実際、親御さんたちも、「報連相」の重要性を感じていらっしゃる方が多いです。
「伝える」というと、上手な伝え方を想像する方もいらっしゃるでしょうが、
「報告」「連絡」「相談」で一番大切なことは、
上手な伝え方(伝え方のテクニック)ではないように、私は感じています。
「伝える」上で、一番大切になってくのは、
自分と周りの状態を整理し、理解していることです。
「報告」では、自分が何を考えてどう行動し、どういう状態にあるのか、進捗状況や結果を把握していること。

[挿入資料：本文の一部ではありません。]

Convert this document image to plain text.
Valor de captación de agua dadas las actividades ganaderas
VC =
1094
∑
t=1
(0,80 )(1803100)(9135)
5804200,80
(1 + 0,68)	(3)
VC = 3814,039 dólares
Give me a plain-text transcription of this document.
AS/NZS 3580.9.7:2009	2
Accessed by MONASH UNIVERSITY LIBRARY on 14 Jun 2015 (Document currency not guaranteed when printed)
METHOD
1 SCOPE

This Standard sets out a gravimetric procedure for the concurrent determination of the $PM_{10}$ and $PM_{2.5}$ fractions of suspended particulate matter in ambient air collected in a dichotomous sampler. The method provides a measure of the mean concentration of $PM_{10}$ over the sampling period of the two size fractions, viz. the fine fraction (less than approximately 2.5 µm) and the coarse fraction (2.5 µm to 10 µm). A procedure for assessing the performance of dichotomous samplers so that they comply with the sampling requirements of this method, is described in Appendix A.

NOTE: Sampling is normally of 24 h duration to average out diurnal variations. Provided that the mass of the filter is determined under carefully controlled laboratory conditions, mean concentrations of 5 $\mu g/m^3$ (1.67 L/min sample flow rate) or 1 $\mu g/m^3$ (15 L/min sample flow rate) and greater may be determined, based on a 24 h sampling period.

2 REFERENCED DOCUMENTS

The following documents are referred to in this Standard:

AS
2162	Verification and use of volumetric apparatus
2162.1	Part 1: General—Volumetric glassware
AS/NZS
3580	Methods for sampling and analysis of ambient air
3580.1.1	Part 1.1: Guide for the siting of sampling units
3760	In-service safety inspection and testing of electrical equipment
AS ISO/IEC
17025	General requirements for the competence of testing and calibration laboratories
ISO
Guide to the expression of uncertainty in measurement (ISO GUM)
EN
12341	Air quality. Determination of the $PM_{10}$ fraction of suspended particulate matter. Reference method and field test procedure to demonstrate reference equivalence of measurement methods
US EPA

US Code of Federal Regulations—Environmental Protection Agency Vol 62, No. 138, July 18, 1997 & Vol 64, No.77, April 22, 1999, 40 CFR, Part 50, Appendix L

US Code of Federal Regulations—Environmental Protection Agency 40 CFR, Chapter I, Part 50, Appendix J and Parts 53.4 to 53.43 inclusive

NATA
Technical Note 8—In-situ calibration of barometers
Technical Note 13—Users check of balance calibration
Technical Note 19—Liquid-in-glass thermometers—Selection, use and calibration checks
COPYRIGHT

「連絡」では、自分の状況から、相手に共有した方がいい内容を把握していること。
「相談」では、自分がどうやって物事に取り組んだが、何が分からなくて、どこに困っているのかを把握していること。
この3つに共通して言えるのは、相手に自分の意図を理解してもらう上で、
「自分が何が大切と思ったから」「どう考えて」行動を起こしたのかを押さえておくことが大切であるということです。
ですが、自分が「どう思ったか」「どう考えたのか」というのを把握しておくのは、自分事とはいえ難しいものです。
皆さんは人の話を聞いて、意見を求められたときに、とっさに言葉が出てこない、という経験はないでしょうか。
また、分からない事柄を聞きたいが、いったいどこが分かっていないのか把握できていなくて質問ができない、という経験はないでしょうか。
「自分がどう思ったのか」「どう考えたのか」という頭の中でぼんやりとしていることを、整理して、言語化するのは、意外と大人でも苦労するものです。
読書の授業は、本を読んだ後に、読書感想文を書きます。
本を読んで「自分がどう思ったのか」「どう考えたのか」を自分のペースで紙に書いていきます。
読書感想文は、口で自分の考えを述べるのとは違って、とっさに言葉が出てこない子も、焦らずに自分の内面と向き合って、言葉にすることが出来ます。
そうやって、何年もかけて自分の頭の中にある思いや考えを言語化する練習をしていきます。
私は大学の頃、A41枚のレポートを30分ほどで書き上げていました。
今もこのブログを30分ちょっとの時間で書いています。
これだけ、楽で、気軽に自分の思ったことや考えたことが言語化できるのは、読書の授業に小学生・中学生と通っていたおかげだと思っています。
読書の授業は、大変地味な授業ですが、大人になった塾生の方からも、役に立った、もっとまじめに授業を受けていればよかったと言われることが多い授業です。
ぜひ、お子さんの「理解力」「伝える力」を、楽しみながら、養っていきましょう。